Abbiamo intervistato in esclusiva per tuttomercato24.com le dichiarazioni del direttore sportivo del Partinicaudace
E stata sicuramente una stagione intensa, impegnativa e ricca di emozioni. Vivere realtà come Sciacca e Partinico da direttore sportivo significa assumersi responsabilità importanti ogni giorno, lavorando costantemente per dare equilibrio, identità e ambizione ai progetti sportivi. In contesti così bisogna saper gestire pressioni e aspettative, ma allo stesso tempo costruire qualcosa di solido insieme alla società, allo staff e ai ragazzi.
A Sciacca ho vissuto un’esperienza molto intensa e formativa. A luglio abbiamo iniziato un lavoro importante, costruendo una rosa competitiva con l’obiettivo chiaro di fare il salto di categoria. Insieme alla società abbiamo portato giocatori di livello, cercando di creare una squadra forte non solo tecnicamente ma anche dal punto di vista fisico. Purtroppo, per una serie di motivi, il percorso non è andato come tutti speravamo e gli obiettivi iniziali non sono stati raggiunti pienamente. Io sono andato via a dicembre, ma credo di aver lasciato una base importante e una rosa di grande valore. La vittoria della Coppa Italia dimostra la qualità del lavoro fatto in fase di costruzione della squadra e il valore dei calciatori scelti. Nel calcio ognuno ha i propri meriti e le proprie responsabilità, ma personalmente resto convinto che quella rosa avesse qualità importanti e che il lavoro svolto nei mesi iniziali sia stato determinante per creare le condizioni per ottenere certi risultati.
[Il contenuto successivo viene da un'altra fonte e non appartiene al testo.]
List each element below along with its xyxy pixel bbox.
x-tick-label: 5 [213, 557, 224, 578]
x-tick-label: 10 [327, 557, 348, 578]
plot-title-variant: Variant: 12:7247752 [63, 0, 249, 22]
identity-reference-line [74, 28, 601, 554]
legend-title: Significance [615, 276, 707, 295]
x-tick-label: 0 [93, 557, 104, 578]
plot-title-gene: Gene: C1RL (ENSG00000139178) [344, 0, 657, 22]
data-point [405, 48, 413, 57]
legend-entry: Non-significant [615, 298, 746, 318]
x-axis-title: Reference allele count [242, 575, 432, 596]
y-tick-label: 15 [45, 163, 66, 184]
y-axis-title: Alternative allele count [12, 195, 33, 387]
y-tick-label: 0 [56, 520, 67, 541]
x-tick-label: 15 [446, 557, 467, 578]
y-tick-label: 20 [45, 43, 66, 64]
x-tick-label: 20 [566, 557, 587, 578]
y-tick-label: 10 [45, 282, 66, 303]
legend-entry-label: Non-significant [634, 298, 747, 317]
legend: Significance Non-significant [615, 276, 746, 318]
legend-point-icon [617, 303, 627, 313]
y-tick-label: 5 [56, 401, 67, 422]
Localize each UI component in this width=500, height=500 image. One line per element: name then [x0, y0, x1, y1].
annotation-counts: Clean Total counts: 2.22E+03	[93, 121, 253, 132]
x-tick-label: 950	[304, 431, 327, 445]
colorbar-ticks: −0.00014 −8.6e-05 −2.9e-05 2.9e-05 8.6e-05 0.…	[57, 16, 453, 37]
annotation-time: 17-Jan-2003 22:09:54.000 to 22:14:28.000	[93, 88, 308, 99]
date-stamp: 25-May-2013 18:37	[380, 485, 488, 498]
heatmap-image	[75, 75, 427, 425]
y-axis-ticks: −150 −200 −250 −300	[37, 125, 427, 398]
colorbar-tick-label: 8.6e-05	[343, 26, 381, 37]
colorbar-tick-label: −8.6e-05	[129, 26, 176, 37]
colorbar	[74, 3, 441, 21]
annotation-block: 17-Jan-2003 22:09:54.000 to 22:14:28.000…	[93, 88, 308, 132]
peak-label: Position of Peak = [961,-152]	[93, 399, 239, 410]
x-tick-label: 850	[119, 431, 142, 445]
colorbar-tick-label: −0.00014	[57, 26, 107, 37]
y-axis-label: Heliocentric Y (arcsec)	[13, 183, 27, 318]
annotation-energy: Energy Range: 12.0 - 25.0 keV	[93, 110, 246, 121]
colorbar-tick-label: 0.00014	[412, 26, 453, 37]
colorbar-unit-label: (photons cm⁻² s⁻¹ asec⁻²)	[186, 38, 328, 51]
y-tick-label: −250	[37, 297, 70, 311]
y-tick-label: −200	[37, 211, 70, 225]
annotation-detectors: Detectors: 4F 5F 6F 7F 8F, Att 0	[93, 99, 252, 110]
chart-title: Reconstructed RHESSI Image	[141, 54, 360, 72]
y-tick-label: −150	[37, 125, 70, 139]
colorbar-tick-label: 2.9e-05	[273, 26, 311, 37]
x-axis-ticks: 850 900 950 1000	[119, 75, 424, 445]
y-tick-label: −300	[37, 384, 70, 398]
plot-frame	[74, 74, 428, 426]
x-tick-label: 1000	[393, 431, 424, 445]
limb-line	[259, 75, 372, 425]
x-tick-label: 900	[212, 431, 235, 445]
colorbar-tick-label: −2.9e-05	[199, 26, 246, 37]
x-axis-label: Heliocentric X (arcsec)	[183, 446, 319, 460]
Partinico invece mi ha dato la possibilità di confrontarmi con un ambiente diverso ma altrettanto stimolante, dove il lavoro quotidiano e la compattezza del gruppo hanno avuto un ruolo fondamentale. Posso dire che l’obiettivo è stato raggiunto e arrivare fino alla finale playoff è stato il frutto dei sacrifici di tutti. In entrambe le esperienze ho cercato di mettere professionalità, equilibrio e massima dedizione, affrontando ogni scelta con responsabilità e rispetto verso le società che ho rappresentato.
Per il futuro l’obiettivo è continuare a crescere in questo ruolo, portando avanti progetti seri e ambiziosi. Dopo la stagione vissuta sento di avere maturato ancora più esperienza e consapevolezza, sia dal punto di vista umano che professionale.